I’m not sure what I was excepting, other than it centering around this girl Frances, but I loved it. Frances was wonderful, even though a few times I cringed at her behavior, particularly when she was having dinner with her new roommate’s friends. Being a 19 year old, I’m obviously not at that point of my life yet where everyone around me is growing up and getting married. This film is a great insight on that and what struggles there are for some people. Though I don’t think I will be stuck in Frances’ position once I’m 27.
Perhaps what struck me the most is how quickly Gerwig kills a romantic storyline; right at the beginning of the film she ends her relationship with Dan. Throughout the rest of the film one of her roommates constantly refers to her as “undateable.” Though this story is not void of a love story; the love story is actually between Frances and her best friend Sophie. Honestly, how many films out there are truly about girls’ friendships sans a boyfriend/love interest aspect? None that I can recall.
My favorite part of the film is at the very end, when Frances “finds herself” and can finally afford an apartment of her own. I could not help but smile at Frances’ smile because that is my dream: to be able to get my own apartment someday, live on my own, work at a job that I enjoy, basically be my own person. It’s a very reassuring ending because I know Frances is going to be all right.

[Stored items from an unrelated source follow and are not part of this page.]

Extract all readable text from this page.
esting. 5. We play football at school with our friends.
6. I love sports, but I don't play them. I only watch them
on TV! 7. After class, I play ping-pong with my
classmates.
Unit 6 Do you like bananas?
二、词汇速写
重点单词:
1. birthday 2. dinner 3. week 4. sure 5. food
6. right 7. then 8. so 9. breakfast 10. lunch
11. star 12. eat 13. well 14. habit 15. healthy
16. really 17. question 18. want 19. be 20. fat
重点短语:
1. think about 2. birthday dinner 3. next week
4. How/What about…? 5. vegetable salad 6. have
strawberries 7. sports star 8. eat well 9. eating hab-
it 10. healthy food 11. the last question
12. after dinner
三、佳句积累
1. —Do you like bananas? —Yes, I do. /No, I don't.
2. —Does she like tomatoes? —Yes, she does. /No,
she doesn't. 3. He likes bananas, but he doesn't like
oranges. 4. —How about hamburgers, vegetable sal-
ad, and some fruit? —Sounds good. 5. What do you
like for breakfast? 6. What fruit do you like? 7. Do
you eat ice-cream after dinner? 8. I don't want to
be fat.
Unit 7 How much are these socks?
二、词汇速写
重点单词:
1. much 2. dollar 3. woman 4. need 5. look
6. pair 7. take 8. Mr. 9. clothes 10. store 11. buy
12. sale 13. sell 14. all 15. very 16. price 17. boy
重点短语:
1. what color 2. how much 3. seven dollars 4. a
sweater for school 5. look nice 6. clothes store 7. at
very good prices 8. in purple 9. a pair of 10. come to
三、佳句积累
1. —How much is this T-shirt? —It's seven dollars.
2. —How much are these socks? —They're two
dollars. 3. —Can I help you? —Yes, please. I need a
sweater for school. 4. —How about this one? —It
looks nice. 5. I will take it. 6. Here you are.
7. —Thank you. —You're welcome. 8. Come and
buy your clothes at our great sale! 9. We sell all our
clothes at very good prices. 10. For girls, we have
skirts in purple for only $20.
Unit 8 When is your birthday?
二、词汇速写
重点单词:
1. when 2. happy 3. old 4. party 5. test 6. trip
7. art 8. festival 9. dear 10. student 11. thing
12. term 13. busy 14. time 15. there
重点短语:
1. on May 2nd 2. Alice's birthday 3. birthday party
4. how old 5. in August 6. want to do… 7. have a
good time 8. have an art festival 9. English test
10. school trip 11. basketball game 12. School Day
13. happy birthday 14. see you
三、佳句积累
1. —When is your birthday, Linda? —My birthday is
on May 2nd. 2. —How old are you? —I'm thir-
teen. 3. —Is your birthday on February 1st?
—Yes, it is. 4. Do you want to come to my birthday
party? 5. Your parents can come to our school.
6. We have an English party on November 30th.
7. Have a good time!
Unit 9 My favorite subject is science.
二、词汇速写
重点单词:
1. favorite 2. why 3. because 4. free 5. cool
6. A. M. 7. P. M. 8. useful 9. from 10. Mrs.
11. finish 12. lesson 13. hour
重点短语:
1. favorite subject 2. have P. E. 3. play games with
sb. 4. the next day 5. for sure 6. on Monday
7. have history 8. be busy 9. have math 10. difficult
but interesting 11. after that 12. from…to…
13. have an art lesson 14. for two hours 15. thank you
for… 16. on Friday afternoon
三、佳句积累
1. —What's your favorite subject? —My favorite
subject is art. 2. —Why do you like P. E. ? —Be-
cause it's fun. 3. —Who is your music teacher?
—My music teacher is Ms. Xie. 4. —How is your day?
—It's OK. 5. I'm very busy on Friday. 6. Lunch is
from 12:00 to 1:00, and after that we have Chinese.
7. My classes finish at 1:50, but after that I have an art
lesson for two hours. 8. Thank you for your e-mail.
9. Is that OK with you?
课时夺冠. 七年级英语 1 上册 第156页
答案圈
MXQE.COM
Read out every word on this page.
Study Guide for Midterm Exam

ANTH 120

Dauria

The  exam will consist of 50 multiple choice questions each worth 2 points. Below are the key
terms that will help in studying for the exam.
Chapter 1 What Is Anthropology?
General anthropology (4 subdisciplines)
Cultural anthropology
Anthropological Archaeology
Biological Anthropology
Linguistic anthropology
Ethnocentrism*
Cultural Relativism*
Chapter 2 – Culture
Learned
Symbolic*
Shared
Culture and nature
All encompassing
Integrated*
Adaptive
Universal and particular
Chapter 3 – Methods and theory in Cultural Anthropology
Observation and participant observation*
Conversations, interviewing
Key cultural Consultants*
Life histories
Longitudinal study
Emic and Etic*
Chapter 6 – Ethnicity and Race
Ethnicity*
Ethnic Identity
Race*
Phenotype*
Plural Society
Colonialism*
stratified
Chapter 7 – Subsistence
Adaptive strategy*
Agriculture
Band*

I loved Frances Ha and I hope to see Gerwig write more scripts. She is just the writer to create characters that I want to see on the screen. The camera work and editing was refreshing; and the music too now that I think about it. It all fits this young adult state of mind, I think. Frances is still young, energetic, ambitious, and her own person. Frances Ha is going to be a film I will go back to whenever I need a helping hand in my struggle in becoming an adult, or as Frances says, “a real person.”